5.2. Provide a detailed discussion wherein you explain to Mihlali on how she needs to write her text. (15 marks)

Question 6:

“Contrary to the developed world, where language rights are often intended to protect languages spoken by minority groups, in Africa, including South Africa, language rights are aimed at protecting languages spoken by the majority of the people against dominant languages, such as English, French, Portuguese, and sometimes other dominant African languages. In the former case, the debate tends to be framed from the language ecology perspective, whereby the basic argument is that languages, endangered languages in particular, need to be supported through inclusive policies in order for them to live and thrive. In the latter instance, specifically in the case of South Africa, language rights are framed from a legal perspective, as evidenced by the articulation of language rights in the Constitution and other legislative frameworks.

Sections 6, 9, 29, 30, 31, and 35 of the Constitution describe language rights in the public domain. Section 6(1) affords official status to 11 languages, 9 indigenous African languages. In Section 6(2), the State is ordered to ‘take practical and positive measures to elevate the status and advance the use of these languages’ (Constitution of the Republic of South Africa 1996, 4). Section 29 (2) adopts this flexible approach to language use, stating that ‘everyone has a right to receive education in the official language or languages of their choice in public educational institutions where that education is reasonably practicable’ (Constitution of the Republic of South Africa 1996, 15).

While phrases such as ‘practical’ and ‘reasonably practical’ allow institutions to tailor language policies to their needs, these phrases open the possibility of the continuation of old practices.

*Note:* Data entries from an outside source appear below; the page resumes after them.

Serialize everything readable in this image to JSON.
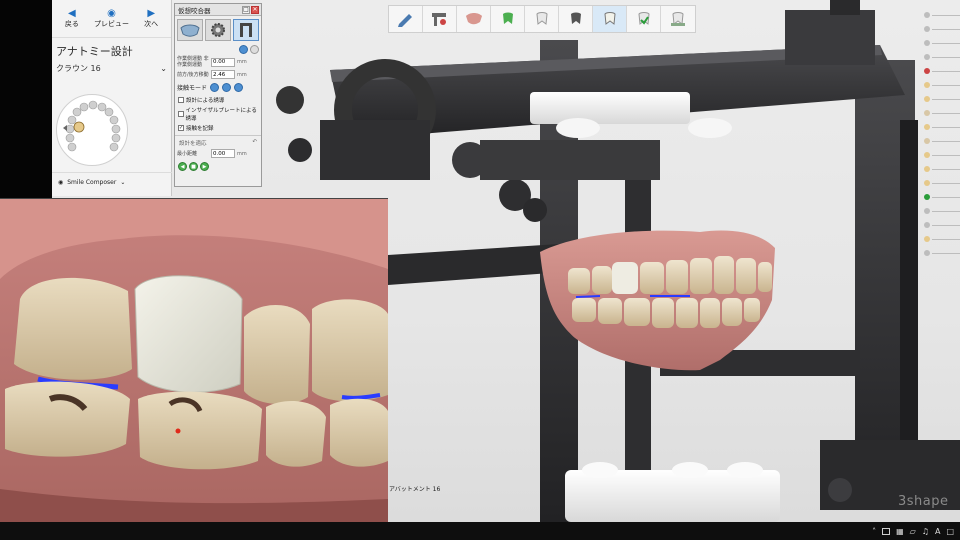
{
  "colors": {
    "accent": "#1f6fc0",
    "gum": "#c98a86",
    "tooth": "#e8dcc0",
    "crown": "#efeee4",
    "contact": "#2a3cff",
    "metal": "#2b2b2d"
  },
  "toolbar": {
    "icons": [
      "pencil-tool-icon",
      "articulator-tool-icon",
      "jaw-tool-icon",
      "tooth-scan-icon",
      "tooth-white-icon",
      "tooth-dark-icon",
      "tooth-crown-icon",
      "tooth-green-icon",
      "tooth-settings-icon"
    ],
    "active_index": 6
  },
  "anatomy_panel": {
    "nav": {
      "back": "戻る",
      "preview": "プレビュー",
      "next": "次へ"
    },
    "title": "アナトミー設計",
    "crown_label": "クラウン 16",
    "smile_composer": "Smile Composer"
  },
  "articulator": {
    "title": "仮想咬合器",
    "fields": [
      {
        "label": "作業側運動 非作業側運動",
        "value": "0.00",
        "unit": "mm"
      },
      {
        "label": "前方/後方移動",
        "value": "2.46",
        "unit": "mm"
      }
    ],
    "mode_label": "接触モード",
    "checks": [
      {
        "label": "設計による誘導",
        "checked": false
      },
      {
        "label": "インサイザルプレートによる誘導",
        "checked": false
      },
      {
        "label": "接触を記録",
        "checked": true
      }
    ],
    "apply_label": "設計を適応",
    "min_distance": {
      "label": "最小距離",
      "value": "0.00",
      "unit": "mm"
    }
  },
  "abutment_label": "アバットメント 16",
  "brand": "3shape",
  "taskbar": {
    "ime": "A"
  }
}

The Honourable Justice Sachs described institutional language policies as ‘messy, inelegant, and contradictory,’ as most institutions tended at first to resort to English and Afrikaans, and thus undermine the promotion of multilingualism as promulgated in Language in Education Policy (Department of Education 1997) and Language Policy for Higher Education (Department of Education 2002).

Arguably, the practicality consideration that is also articulated in these two policies encourages some school governing bodies and universities’ language structures to adopt an ambivalent attitude, and in extreme cases, a hostile attitude towards African languages, claiming to be protecting the language rights of the institutions on ‘academic’ grounds. In higher education, various organisations, for example, AfriForum in 2015, have litigated universities about changes to their language policies concerning the perceived diminishment of Afrikaans. It should also be acknowledged that there has been, at the national level, an absence of political will to really support language education towards language access in all education sectors.

To date, PanSALB has failed to develop a visible plan and profile for language development in South Africa (SA Government News Agency 2016). The absence of credible regulatory control, a realisable mandate, and the capacity to deliver on its accountability aims has weakened PanSALB.”

Required :

In preparation for Summative Assessment 1 (SA1), you are required to conduct research on the given research theme and write a 5-6 page draft research proposal.

The theme of the research is Language Rights in Education.

Answers to Above Questions on Research for Law

Answer 1: An analysis of the history of South African legal research indicates that it has evolved over time, as it can be tracked back from the colonial era followed by an influence of Roman Dutch Law, apartheid era, incorporation of indigenous legal traditions etc.